Learning how to grow mushrooms will involve plenty of trial and error, so prepare to be a tad patient. A delicious crop, mushrooms don't grow in the same way as other vegetables and they require a top layer called a substrate to thrive. Fear not, as with a bit of practice, you'll soon enough enjoy homegrown mushrooms in your garden, or even on your window sill...you're in for a lot of fun(ghi)!
If you're new to growing vegetables, or even just funghi, we recommend sticking to oyster mushrooms to begin with, as they're less fussy about where they will grow. You can also try brown or white cap mushrooms if you only have sawdust available and wish to grow them indoors.
For more planting advice, go to our garden ideas page.
How to grow mushrooms in the garden
1. Choose a secluded and shady spot, preferably under a tree or shrub. Mushrooms will not grow in full sun and without a constant supply of moisture. They are precious things.

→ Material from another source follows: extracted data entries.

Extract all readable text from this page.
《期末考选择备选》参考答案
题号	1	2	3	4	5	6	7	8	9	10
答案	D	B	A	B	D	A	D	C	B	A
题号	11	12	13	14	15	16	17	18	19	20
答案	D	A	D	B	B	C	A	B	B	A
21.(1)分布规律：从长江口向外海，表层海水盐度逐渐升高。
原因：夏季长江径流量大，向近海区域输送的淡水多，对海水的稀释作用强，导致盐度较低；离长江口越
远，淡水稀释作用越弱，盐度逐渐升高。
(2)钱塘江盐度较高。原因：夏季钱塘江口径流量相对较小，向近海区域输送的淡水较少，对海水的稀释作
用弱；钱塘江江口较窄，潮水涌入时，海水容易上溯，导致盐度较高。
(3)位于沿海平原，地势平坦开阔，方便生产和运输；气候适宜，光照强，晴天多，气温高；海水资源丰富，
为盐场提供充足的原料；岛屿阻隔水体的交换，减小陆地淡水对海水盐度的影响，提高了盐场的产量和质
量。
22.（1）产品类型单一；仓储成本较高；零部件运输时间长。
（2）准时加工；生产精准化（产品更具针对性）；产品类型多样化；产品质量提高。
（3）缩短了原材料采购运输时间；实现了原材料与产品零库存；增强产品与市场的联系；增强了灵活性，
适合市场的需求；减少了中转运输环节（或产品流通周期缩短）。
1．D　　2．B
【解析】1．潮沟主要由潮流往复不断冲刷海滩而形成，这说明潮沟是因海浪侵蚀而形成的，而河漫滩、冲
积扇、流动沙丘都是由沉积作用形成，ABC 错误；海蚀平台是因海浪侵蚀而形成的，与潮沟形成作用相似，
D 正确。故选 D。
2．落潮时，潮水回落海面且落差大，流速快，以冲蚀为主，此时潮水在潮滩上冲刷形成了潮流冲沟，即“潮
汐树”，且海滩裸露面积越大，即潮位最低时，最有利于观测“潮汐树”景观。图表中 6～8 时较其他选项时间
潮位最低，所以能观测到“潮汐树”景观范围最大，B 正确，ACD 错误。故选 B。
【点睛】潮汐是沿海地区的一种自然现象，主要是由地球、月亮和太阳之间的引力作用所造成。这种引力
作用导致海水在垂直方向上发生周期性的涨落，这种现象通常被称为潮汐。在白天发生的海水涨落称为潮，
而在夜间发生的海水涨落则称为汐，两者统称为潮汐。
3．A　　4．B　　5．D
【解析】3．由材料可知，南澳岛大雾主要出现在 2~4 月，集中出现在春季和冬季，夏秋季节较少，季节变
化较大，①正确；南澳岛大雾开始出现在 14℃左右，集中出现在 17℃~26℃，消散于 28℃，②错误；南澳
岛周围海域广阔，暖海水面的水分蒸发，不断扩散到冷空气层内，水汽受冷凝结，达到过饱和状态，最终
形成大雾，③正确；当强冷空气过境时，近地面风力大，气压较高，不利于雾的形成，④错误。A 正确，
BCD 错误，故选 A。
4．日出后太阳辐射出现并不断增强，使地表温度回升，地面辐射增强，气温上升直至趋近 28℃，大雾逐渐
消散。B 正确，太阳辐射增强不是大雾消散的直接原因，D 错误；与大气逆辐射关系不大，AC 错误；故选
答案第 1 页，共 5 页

2. Disturb the soil a little and cover with wood chips or a log, or a section of an old tree trunk. If using logs or tree trunks, make sure they're not rotten. If using wood chip, make sure it's hardwood, as mushrooms won't grow in softwood.
3. Scatter the mushroom spores over your woodchip or logs, that is over your substrate.

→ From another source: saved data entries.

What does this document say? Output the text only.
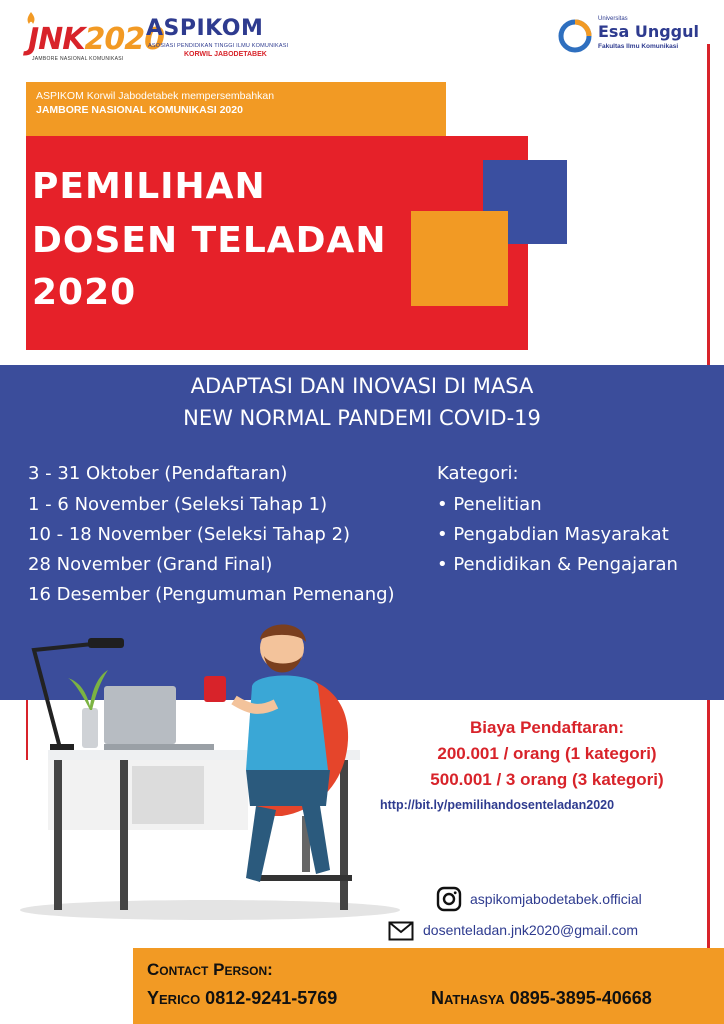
JNK2020
JAMBORE NASIONAL KOMUNIKASI
ASPIKOM
ASOSIASI PENDIDIKAN TINGGI ILMU KOMUNIKASI
KORWIL JABODETABEK
Universitas
Esa Unggul
Fakultas Ilmu Komunikasi
ASPIKOM Korwil Jabodetabek mempersembahkan
JAMBORE NASIONAL KOMUNIKASI 2020
PEMILIHAN
DOSEN TELADAN
2020
ADAPTASI DAN INOVASI DI MASA
NEW NORMAL PANDEMI COVID-19
3 - 31 Oktober (Pendaftaran)
1 - 6 November (Seleksi Tahap 1)
10 - 18 November (Seleksi Tahap 2)
28 November (Grand Final)
16 Desember (Pengumuman Pemenang)
Kategori:
• Penelitian
• Pengabdian Masyarakat
• Pendidikan & Pengajaran
Biaya Pendaftaran:
200.001 / orang (1 kategori)
500.001 / 3 orang (3 kategori)
http://bit.ly/pemilihandosenteladan2020
aspikomjabodetabek.official
dosenteladan.jnk2020@gmail.com
Contact Person:
Yerico 0812-9241-5769	Nathasya 0895-3895-40668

4. Now, be patient. Don't worry if the area dries out in warm weather, although you may not see any growth until the following year.
How to grow mushrooms at home
If you don't have a garden, you still can attempt to grow mushrooms at home. You will need:
- A growing containter
- Mushroom compost
- Sawdust or hardwood chip, or used ground coffee
- A sterilising pouch called an autoclave bag
- Oat or wheat bran (optional)
- Mushrooms spores
1. Fill the container with the mushroom compost.
2. Next, make sure that if using sawdust or woodchip, it's sterilised. To sterilise sawdust, steam it or soak it in hot water for half an hour. Afterwards, place on top of the compost while still damp. To sterilise wood chip, you'll need to place the wood chips in an autoclave bag and steam them in a pressure cooker for three hours, with a little water at the bottom of the cooker for steam. Make sure the bag doesn't touch the water.
3. Scatter your substrate over the compost, ideally while damp. If using, add a little wheat or oat bran as fertiliser. Don't use more a teaspoon, or you could see mould growth instead of mushrooms. Next, mix the mushroom spores in with the substrate.
4. Mist daily with water. You should see growth within a month.